Scott’s excellent post on comparative advantage and using opportunity cost in considering ward callings provided some impetus for me to articulate one of the concerns I currently have with how we approach callings. Scott noted that ‘supply generally exceeds demand’. Though there are some areas of the Church where this might not be accurate (i.e. my Ward) I am sure that this is generally true in a wide variety of areas. Moreover, if this accurate it suggests an excellent question: What do we do when the Ward is saturated?
Many of the people I have known in the US, specifically those on the West coast or in the Mid-west, have a very different Church experience to me; primarily because their wards are numerically large. A very talented and capable friend has taught primary with his wife for a number of years, served on an activities committee (where they organised 2 activities per year) and was recently called to be in an Aaronic Priesthood adviser. If you speak to most returned missionaries in areas of the world where demand is (perhaps) greater than supply they become the president of the Aaronic Priesthood within weeks of returning home. Are we under-utilising people in our wards by providing callings for them which have an opportunity cost which is too low? My point is that it did not take my friend and his equally capable wife to teach a class of primary children, rather at least one of them could have been used elsewhere. But where, if all the callings have been filled?

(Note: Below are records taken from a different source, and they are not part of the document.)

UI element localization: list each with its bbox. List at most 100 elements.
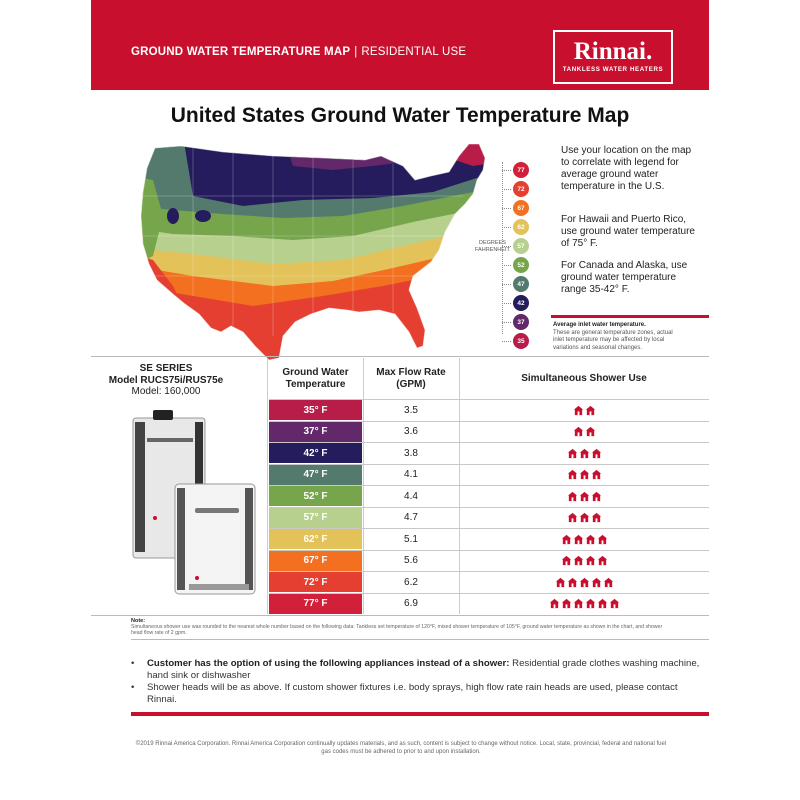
shower-icon — [579, 448, 589, 458]
legend-unit-label: DEGREES FAHRENHEIT — [475, 240, 510, 254]
model-header: SE SERIES Model RUCS75i/RUS75e — [91, 363, 241, 386]
shower-icon — [573, 534, 583, 544]
shower-use-cell — [459, 400, 709, 420]
legend-swatch: 47 — [513, 276, 529, 292]
legend-unit-line1: DEGREES — [478, 240, 506, 246]
legend-tick — [502, 341, 511, 342]
table-divider-2 — [363, 358, 364, 614]
shower-icon — [579, 469, 589, 480]
bullet-item-appliances: • Customer has the option of using the f… — [131, 658, 701, 681]
table-row: 57° F 4.7 — [269, 506, 709, 528]
legend-tick — [502, 303, 511, 304]
shower-use-cell — [459, 529, 709, 549]
flow-rate-cell: 3.5 — [404, 404, 418, 416]
shower-icon — [555, 577, 565, 587]
flow-rate-cell: 4.4 — [404, 490, 418, 502]
shower-icon — [585, 598, 595, 609]
temp-cell: 37° F — [269, 421, 362, 442]
shower-use-cell — [459, 551, 709, 571]
shower-icon — [567, 512, 577, 523]
legend-tick — [502, 189, 511, 190]
shower-use-cell — [459, 486, 709, 506]
shower-icon — [591, 512, 601, 523]
spec-sheet: GROUND WATER TEMPERATURE MAP | RESIDENTIAL… — [91, 0, 709, 800]
shower-icon — [561, 598, 571, 609]
legend-swatch: 72 — [513, 181, 529, 197]
table-top-rule — [91, 356, 709, 357]
bullet-item-shower-heads: • Shower heads will be as above. If cust… — [131, 682, 701, 705]
legend-unit-line2: FAHRENHEIT — [475, 247, 510, 253]
shower-icon — [591, 448, 601, 458]
shower-icon — [597, 534, 607, 544]
legend-swatch: 57 — [513, 238, 529, 254]
side-text-location: Use your location on the map to correlat… — [561, 145, 692, 192]
shower-icon — [591, 491, 601, 501]
shower-icon — [567, 469, 577, 480]
model-number: Model: 160,000 — [131, 386, 201, 397]
table-row: 72° F 6.2 — [269, 571, 709, 592]
shower-icon — [603, 577, 613, 587]
flow-rate-cell: 6.2 — [404, 576, 418, 588]
col-header-temp: Ground Water Temperature — [282, 367, 349, 390]
shower-icon — [567, 491, 577, 501]
legend-swatch: 62 — [513, 219, 529, 235]
legend-guide-line — [502, 162, 503, 334]
shower-use-cell — [459, 422, 709, 442]
shower-icon — [585, 426, 595, 437]
logo-name: Rinnai. — [573, 38, 653, 65]
note-title: Note: — [131, 618, 146, 624]
footer-bar — [131, 712, 709, 716]
table-bottom-rule — [91, 615, 709, 616]
table-row: 77° F 6.9 — [269, 592, 709, 614]
legend-note-body: These are general temperature zones, act… — [553, 330, 673, 351]
col-header-shower: Simultaneous Shower Use — [521, 373, 647, 384]
shower-icon — [597, 555, 607, 566]
legend-tick — [502, 227, 511, 228]
shower-icon — [579, 512, 589, 523]
table-row: 67° F 5.6 — [269, 549, 709, 571]
shower-icon — [585, 405, 595, 415]
logo-tagline: TANKLESS WATER HEATERS — [562, 66, 664, 73]
shower-icon — [591, 577, 601, 587]
bullet-body: Residential grade clothes washing machin… — [147, 658, 700, 681]
flow-rate-cell: 3.6 — [404, 426, 418, 437]
shower-icon — [573, 598, 583, 609]
temp-cell: 35° F — [269, 400, 362, 420]
side-text-hawaii: For Hawaii and Puerto Rico, use ground w… — [561, 214, 695, 249]
shower-use-cell — [459, 572, 709, 592]
flow-rate-cell: 6.9 — [404, 598, 418, 609]
header-title-light: RESIDENTIAL USE — [361, 46, 467, 58]
table-divider-3 — [459, 358, 460, 614]
model-series: SE SERIES — [139, 363, 193, 374]
shower-icon — [573, 426, 583, 437]
bullet-list: • Customer has the option of using the f… — [131, 658, 701, 706]
rinnai-logo: Rinnai. TANKLESS WATER HEATERS — [553, 30, 673, 84]
shower-icon — [567, 577, 577, 587]
shower-use-cell — [459, 594, 709, 614]
shower-icon — [573, 405, 583, 415]
shower-use-cell — [459, 443, 709, 463]
bullet-bold: Customer has the option of using the fol… — [147, 658, 510, 669]
legend-swatch: 67 — [513, 200, 529, 216]
shower-icon — [585, 534, 595, 544]
flow-rate-cell: 4.7 — [404, 512, 418, 523]
page-title: United States Ground Water Temperature M… — [170, 104, 630, 127]
header-title: GROUND WATER TEMPERATURE MAP | RESIDENTIAL… — [131, 46, 466, 58]
flow-rate-cell: 3.8 — [404, 447, 418, 459]
shower-icon — [579, 577, 589, 587]
legend-tick — [502, 246, 511, 247]
flow-rate-cell: 5.6 — [404, 555, 418, 566]
bullet-dot: • — [131, 682, 135, 694]
shower-use-cell — [459, 508, 709, 528]
temp-cell: 67° F — [269, 550, 362, 571]
header-separator: | — [354, 46, 358, 58]
legend-tick — [502, 170, 511, 171]
flow-rate-cell: 5.1 — [404, 533, 418, 545]
shower-icon — [609, 598, 619, 609]
note-divider — [131, 639, 709, 640]
shower-icon — [561, 534, 571, 544]
legend-tick — [502, 265, 511, 266]
shower-use-cell — [459, 465, 709, 485]
bullet-body: Shower heads will be as above. If custom… — [147, 682, 678, 705]
flow-rate-cell: 4.1 — [404, 469, 418, 480]
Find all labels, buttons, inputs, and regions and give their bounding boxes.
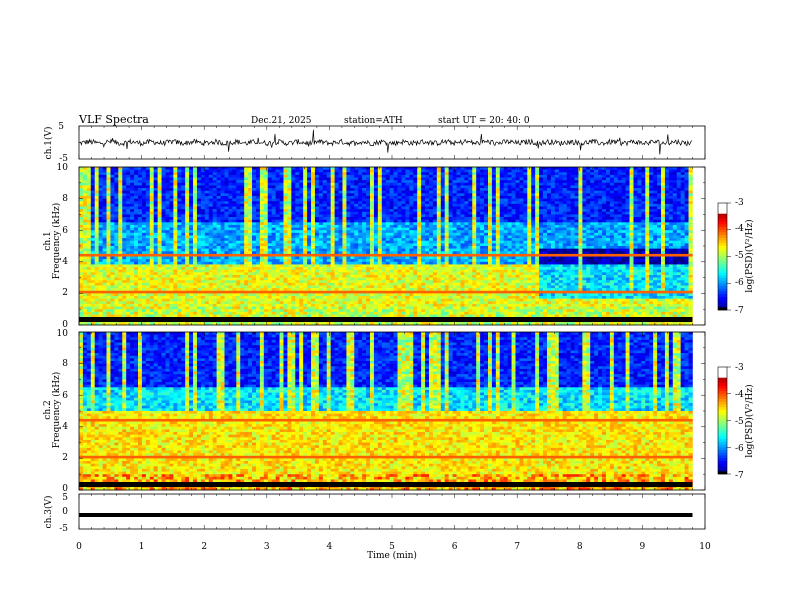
ch2-cbar-tick-m3: -3 xyxy=(735,363,744,373)
ch3-ytick-top: 5 xyxy=(62,493,68,503)
ch1-spectrogram-image xyxy=(79,167,705,326)
xtick-label: 5 xyxy=(389,542,395,552)
ch2-channel-label: ch.2 xyxy=(43,400,53,419)
figure-title: VLF Spectra xyxy=(78,113,149,126)
time-axis-label: Time (min) xyxy=(367,550,417,561)
station-label: station=ATH xyxy=(344,116,403,126)
start-ut-label: start UT = 20: 40: 0 xyxy=(438,116,530,126)
xtick-label: 2 xyxy=(201,542,207,552)
ch2-freq-label: Frequency (kHz) xyxy=(51,372,62,449)
ch3-ylabel: ch.3(V) xyxy=(43,496,54,529)
ch1-waveform-panel: 5 -5 ch.1(V) xyxy=(43,122,706,164)
time-axis: 0 1 2 3 4 5 6 7 8 9 10 xyxy=(76,126,711,552)
ch1-ytick-6: 6 xyxy=(62,226,68,236)
ch1-ytick-8: 8 xyxy=(62,194,68,204)
ch2-spectrogram-panel: 0 2 4 6 8 10 ch.2 Frequency (kHz) xyxy=(43,329,706,494)
xtick-label: 7 xyxy=(514,542,520,552)
xtick-label: 4 xyxy=(327,542,333,552)
ch1-ytick-10: 10 xyxy=(57,163,69,173)
xtick-label: 0 xyxy=(76,542,82,552)
ch2-ytick-8: 8 xyxy=(62,359,68,369)
ch1-spectrogram-panel: 0 2 4 6 8 10 ch.1 Frequency (kHz) xyxy=(43,163,706,330)
ch1-cbar-tick-m6: -6 xyxy=(735,278,744,288)
ch3-waveform-panel: 5 0 -5 ch.3(V) xyxy=(43,493,706,534)
date-label: Dec.21, 2025 xyxy=(251,116,312,126)
xtick-label: 10 xyxy=(699,542,711,552)
ch2-ytick-2: 2 xyxy=(62,453,68,463)
ch1-ytick-top: 5 xyxy=(58,122,64,132)
ch3-waveform-trace xyxy=(79,513,693,517)
ch1-cbar-tick-m4: -4 xyxy=(735,224,744,234)
ch2-ytick-0: 0 xyxy=(62,484,68,494)
ch1-cbar-label: log(PSD)(V²/Hz) xyxy=(744,219,755,292)
xtick-label: 8 xyxy=(577,542,583,552)
ch2-cbar-tick-m4: -4 xyxy=(735,390,744,400)
ch1-freq-label: Frequency (kHz) xyxy=(51,203,62,280)
ch2-cbar-tick-m7: -7 xyxy=(735,471,744,481)
ch2-colorbar: -3 -4 -5 -6 -7 log(PSD)(V²/Hz) xyxy=(717,363,755,481)
ch1-cbar-tick-m5: -5 xyxy=(735,251,744,261)
ch2-spectrogram-image xyxy=(79,332,705,491)
xtick-label: 3 xyxy=(264,542,270,552)
ch1-ylabel: ch.1(V) xyxy=(43,127,54,160)
ch3-ytick-bottom: -5 xyxy=(59,524,68,534)
ch1-waveform-trace xyxy=(78,129,693,155)
ch2-colorbar-frame xyxy=(717,366,728,475)
ch2-ytick-10: 10 xyxy=(57,329,69,339)
ch1-colorbar: -3 -4 -5 -6 -7 log(PSD)(V²/Hz) xyxy=(717,198,755,316)
ch1-cbar-tick-m7: -7 xyxy=(735,306,744,316)
ch2-ytick-6: 6 xyxy=(62,391,68,401)
ch1-cbar-tick-m3: -3 xyxy=(735,198,744,208)
xtick-label: 9 xyxy=(640,542,646,552)
ch1-ytick-bottom: -5 xyxy=(59,154,68,164)
xtick-label: 1 xyxy=(139,542,145,552)
xtick-label: 6 xyxy=(452,542,458,552)
ch1-ytick-0: 0 xyxy=(62,320,68,330)
ch3-ytick-mid: 0 xyxy=(62,507,68,517)
ch1-colorbar-frame xyxy=(717,202,728,311)
ch2-cbar-tick-m5: -5 xyxy=(735,417,744,427)
ch1-channel-label: ch.1 xyxy=(43,231,53,250)
ch3-waveform-frame xyxy=(78,493,706,530)
ch2-ytick-4: 4 xyxy=(62,422,68,432)
ch1-ytick-2: 2 xyxy=(62,288,68,298)
ch2-cbar-tick-m6: -6 xyxy=(735,444,744,454)
ch1-ytick-4: 4 xyxy=(62,257,68,267)
ch2-cbar-label: log(PSD)(V²/Hz) xyxy=(744,384,755,457)
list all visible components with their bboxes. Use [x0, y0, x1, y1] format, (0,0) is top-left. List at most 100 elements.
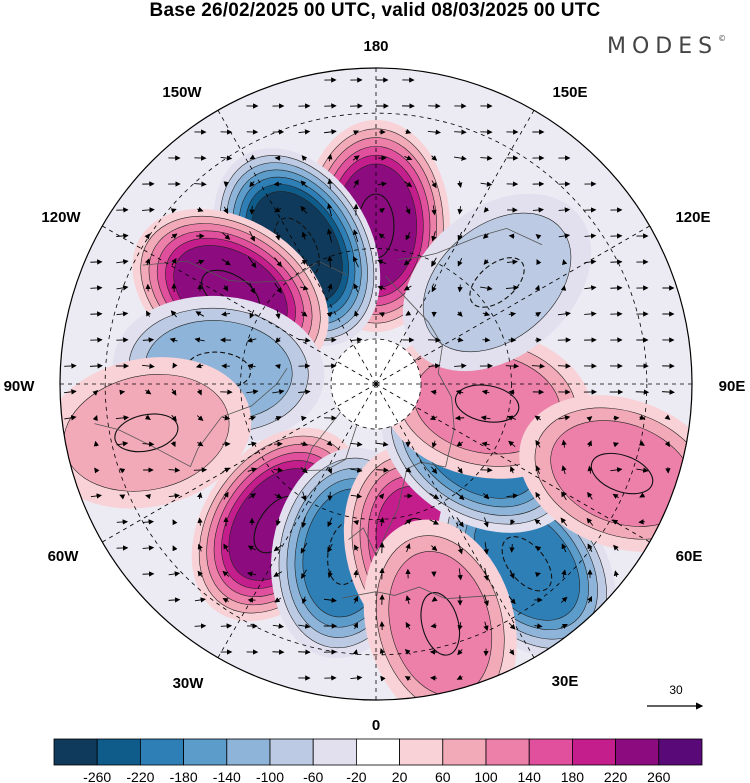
wind-arrow: [196, 415, 204, 422]
wind-arrow: [404, 648, 411, 655]
wind-arrow: [405, 128, 412, 134]
wind-arrow: [481, 389, 490, 395]
colorbar-swatch: [572, 738, 617, 766]
wind-arrow: [639, 492, 646, 498]
wind-arrow: [587, 543, 593, 553]
colorbar-swatch: [139, 738, 184, 766]
wind-arrow: [506, 285, 519, 291]
map-title: Base 26/02/2025 00 UTC, valid 08/03/2025…: [149, 0, 601, 21]
wind-arrow: [505, 363, 520, 369]
wind-arrow: [326, 311, 333, 318]
wind-arrow: [509, 466, 515, 474]
wind-arrow: [536, 259, 542, 266]
wind-arrow: [172, 545, 178, 552]
wind-arrow: [377, 285, 386, 291]
wind-arrow: [247, 467, 258, 473]
wind-arrow: [196, 259, 205, 265]
wind-arrow: [350, 675, 363, 681]
wind-arrow: [274, 282, 282, 294]
wind-arrow: [194, 623, 207, 629]
wind-arrow: [587, 491, 593, 500]
wind-arrow: [404, 519, 412, 525]
wind-arrow: [379, 517, 385, 527]
wind-arrow: [298, 389, 311, 395]
wind-arrow: [636, 467, 649, 473]
wind-arrow: [169, 337, 178, 343]
colorbar-swatch: [269, 738, 314, 766]
wind-arrow: [119, 389, 126, 396]
wind-arrow: [195, 363, 204, 369]
wind-arrow: [457, 258, 463, 267]
wind-arrow: [247, 256, 257, 269]
wind-arrow: [456, 674, 463, 680]
wind-arrow: [405, 621, 411, 630]
wind-arrow: [247, 571, 257, 577]
colorbar-swatch: [615, 738, 660, 766]
wind-arrow: [558, 415, 571, 421]
wind-arrow: [116, 311, 129, 317]
wind-arrow: [142, 519, 155, 525]
wind-arrow: [457, 180, 463, 189]
wind-arrow: [220, 155, 233, 161]
wind-arrow: [197, 570, 203, 577]
wind-arrow: [116, 259, 129, 265]
wind-arrow: [587, 596, 592, 604]
wind-arrow: [142, 441, 155, 447]
wind-arrow: [298, 129, 311, 135]
wind-arrow: [457, 649, 463, 656]
wind-arrow: [350, 467, 363, 473]
wind-arrow: [405, 206, 411, 215]
wind-arrow: [275, 518, 281, 527]
wind-arrow: [90, 285, 103, 291]
wind-arrow: [301, 491, 307, 502]
wind-arrow: [612, 519, 620, 525]
vector-reference-label: 30: [669, 683, 683, 697]
wind-arrow: [301, 569, 307, 580]
wind-arrow: [327, 543, 333, 553]
wind-arrow: [249, 230, 255, 242]
wind-arrow: [275, 232, 281, 241]
wind-arrow: [558, 207, 571, 213]
wind-arrow: [222, 415, 231, 421]
wind-arrow: [301, 415, 307, 422]
colorbar-swatch: [183, 738, 228, 766]
wind-arrow: [428, 363, 441, 369]
wind-arrow: [483, 594, 489, 607]
label-90w: 90W: [4, 378, 36, 395]
wind-arrow: [170, 233, 178, 239]
wind-arrow: [454, 129, 467, 135]
colorbar-swatch: [485, 738, 530, 766]
wind-arrow: [323, 597, 337, 603]
wind-arrow: [509, 649, 515, 656]
wind-arrow: [300, 180, 308, 188]
wind-arrow: [508, 622, 516, 630]
label-150w: 150W: [162, 84, 202, 101]
wind-arrow: [327, 491, 333, 502]
wind-arrow: [483, 492, 490, 500]
wind-arrow: [350, 337, 363, 343]
wind-arrow: [561, 569, 567, 578]
wind-arrow: [480, 285, 493, 291]
wind-arrow: [92, 415, 98, 422]
meridian-line: [94, 221, 377, 385]
wind-arrow: [431, 231, 437, 242]
wind-arrow: [145, 258, 151, 266]
wind-arrow: [480, 181, 493, 187]
wind-arrow: [350, 441, 363, 447]
colorbar-tick-label: -260: [83, 769, 111, 783]
colorbar-tick-label: 140: [518, 769, 542, 783]
wind-arrow: [352, 229, 359, 243]
wind-arrow: [457, 568, 463, 581]
wind-arrow: [353, 130, 360, 136]
wind-arrow: [431, 284, 437, 293]
wind-arrow: [378, 207, 385, 214]
wind-arrow: [194, 337, 205, 343]
wind-arrow: [560, 517, 568, 527]
streamline-loop: [274, 217, 320, 277]
wind-arrow: [430, 623, 437, 629]
wind-arrow: [586, 517, 594, 526]
wind-arrow: [275, 337, 281, 344]
streamline-loop: [186, 351, 252, 389]
latitude-circle: [330, 338, 422, 430]
wind-arrow: [90, 493, 102, 499]
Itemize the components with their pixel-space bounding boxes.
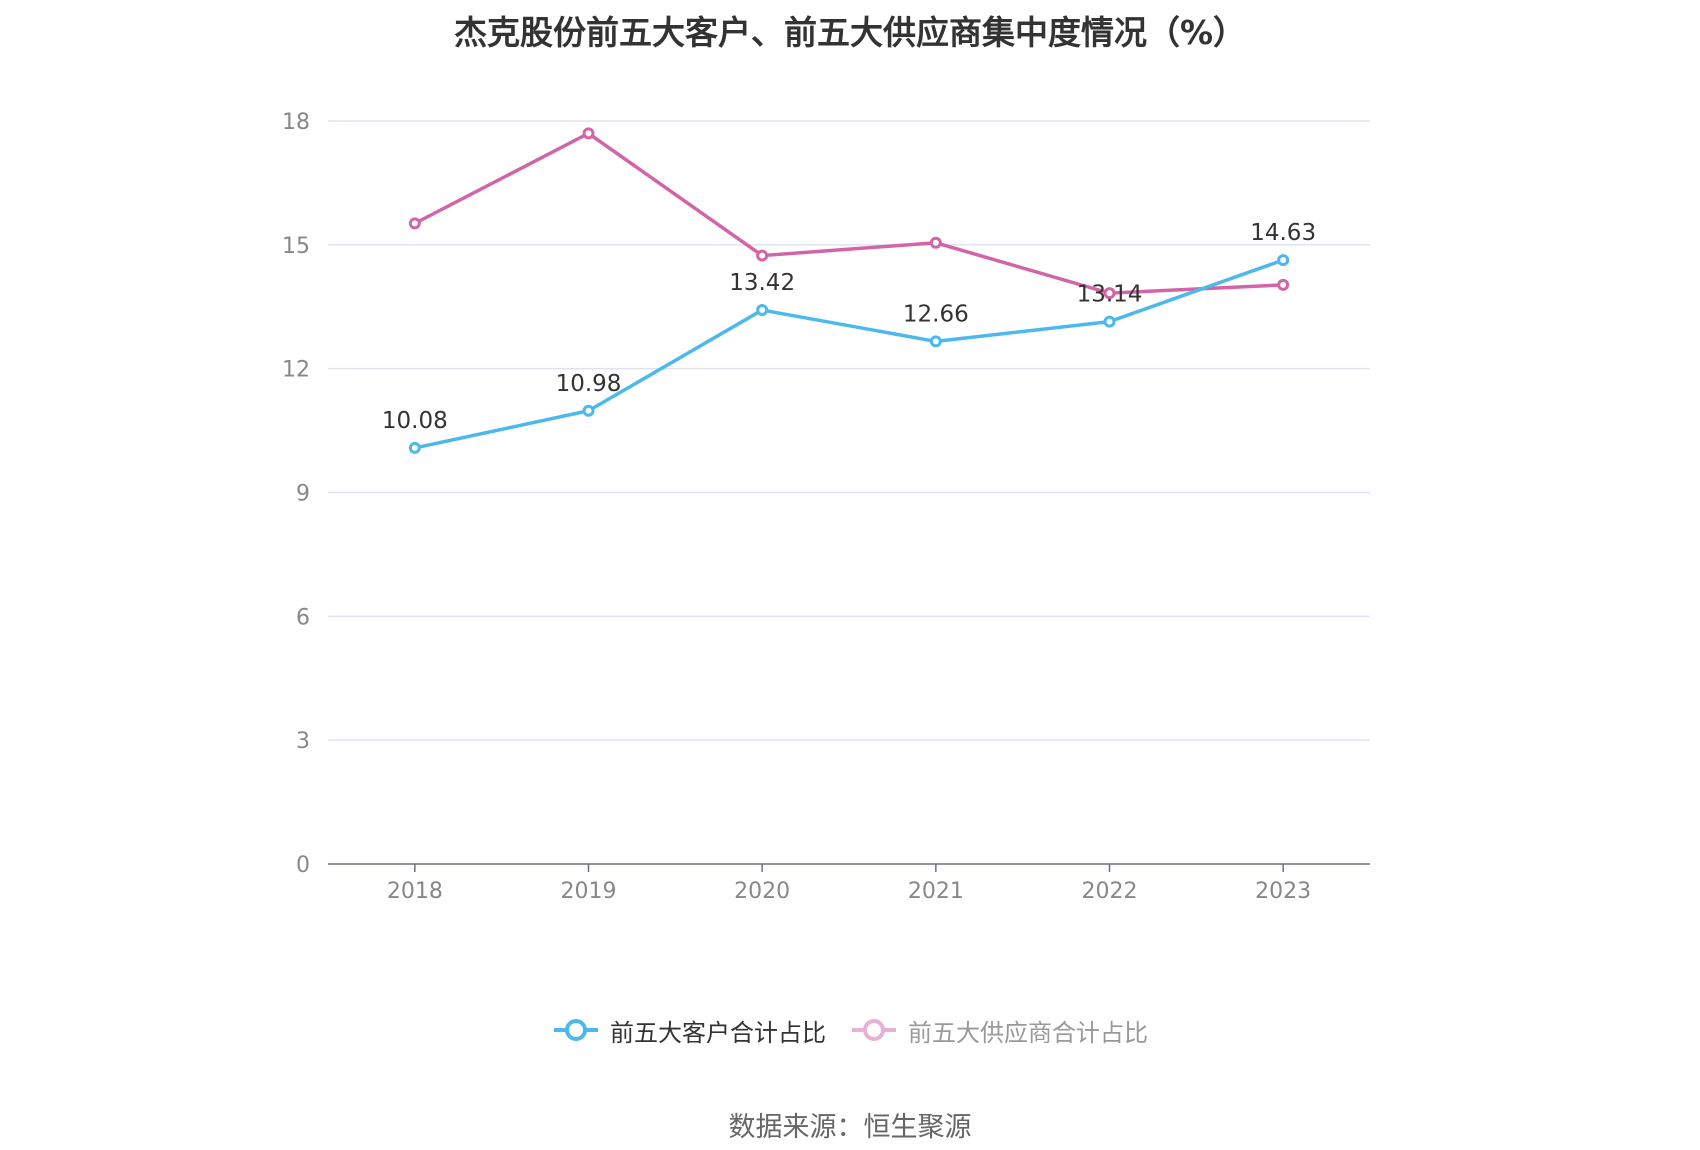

The world is a big place and our wards can become parochial if we reinforce our inwardly focused approach to Church service. My modest proposal is to create responsibilities which call people to serve with or among those not of our faith. Volunteer groups are in desperate need of people who can assist in a sustained fashion over an extended period of time. This is exactly what Mormons specialize in. Could we not ask one of our local ward members to volunteer at a homeless shelter or at a Women’s refuge? Could we not extend callings to work as mentors for children who are struggling at school?
There will, of course, be some logistical challenges in pursuing such a course. Yet, if we are destined as a Church to be numerically small (which I think we are) then we need to find other ways to start bringing the benefits of our culture and religion to the world.